Isn't that kind of related to dithering, too? And the reason why someone like Chris from Airwindows wrote a dozen different dither algos, each with their own unique sonic fingerprint? Then again, to be honest I never quite wrapped my head around dithering, but I know that it involves noise being added to a signal for addressing bit resolution.
Right. Well, dithering is more subtle - or I should say the dither noise itself is, for one because it's at a much lower level than hiss, but mainly because it's designed carefully not to be heard.
The basic idea is that when you reduce the number of bits - typically when you go down from the 24-bit production standard to 16 for CDs (I know, what are those?) - what you lose is low-level detail (because you're truncating the bottom bits) and just cutting that off can sound harsh.

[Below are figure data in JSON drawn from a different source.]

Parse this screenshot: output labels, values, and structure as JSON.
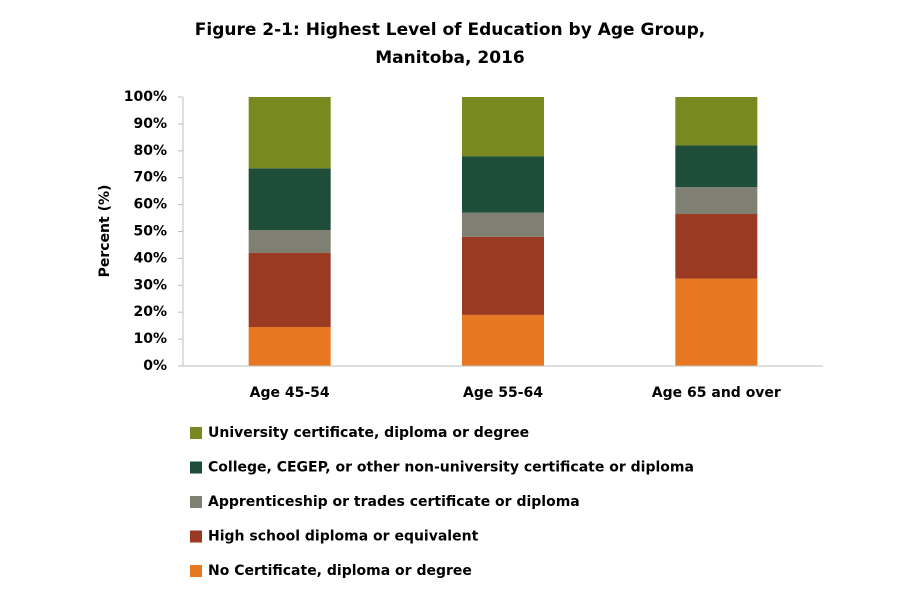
{
  "chart_data": {
    "type": "stacked-bar",
    "title": [
      "Figure 2-1: Highest Level of Education by Age Group,",
      "Manitoba, 2016"
    ],
    "ylabel": "Percent (%)",
    "categories": [
      "Age 45-54",
      "Age 55-64",
      "Age 65 and over"
    ],
    "series": [
      {
        "name": "No Certificate, diploma or degree",
        "color": "#e87722",
        "values": [
          14.5,
          19,
          32.5
        ]
      },
      {
        "name": "High school diploma or equivalent",
        "color": "#9b3a22",
        "values": [
          27.5,
          29,
          24
        ]
      },
      {
        "name": "Apprenticeship or trades certificate or diploma",
        "color": "#7f7f72",
        "values": [
          8.5,
          9,
          10
        ]
      },
      {
        "name": "College, CEGEP, or other non-university certificate or diploma",
        "color": "#1e4d3a",
        "values": [
          23,
          21,
          15.5
        ]
      },
      {
        "name": "University certificate, diploma or degree",
        "color": "#77891f",
        "values": [
          26.5,
          22,
          18
        ]
      }
    ],
    "ylim": [
      0,
      100
    ],
    "yticks": [
      {
        "value": 0,
        "label": "0%"
      },
      {
        "value": 10,
        "label": "10%"
      },
      {
        "value": 20,
        "label": "20%"
      },
      {
        "value": 30,
        "label": "30%"
      },
      {
        "value": 40,
        "label": "40%"
      },
      {
        "value": 50,
        "label": "50%"
      },
      {
        "value": 60,
        "label": "60%"
      },
      {
        "value": 70,
        "label": "70%"
      },
      {
        "value": 80,
        "label": "80%"
      },
      {
        "value": 90,
        "label": "90%"
      },
      {
        "value": 100,
        "label": "100%"
      }
    ],
    "grid": false,
    "legend": "bottom"
  }
}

So dither is very quiet noise added to the signal that causes it to jump over the 16-bit lower threshold some of the time, thus smoothing the transition to silence. The best analogy I've heard is kids jumping up to see over the fence at a baseball game - they get a view every time they peer over.
However, the different flavors of dither get very tweaky. Not only is it noise-shaped, meaning it's at frequencies the ear is least sensitive to, it's designed to be decorrelated from the signal to help mask the effect.
You can hear the effect by recording a decaying note at 24 bits, possibly lowering it way down to make sure it falls into the bits you're losing, and bouncing that to disk at 16 bits both dithered and truncated.
Then raise the level way up and compare the two. You'll hear one fade out smoothly and the other cut off abruptly.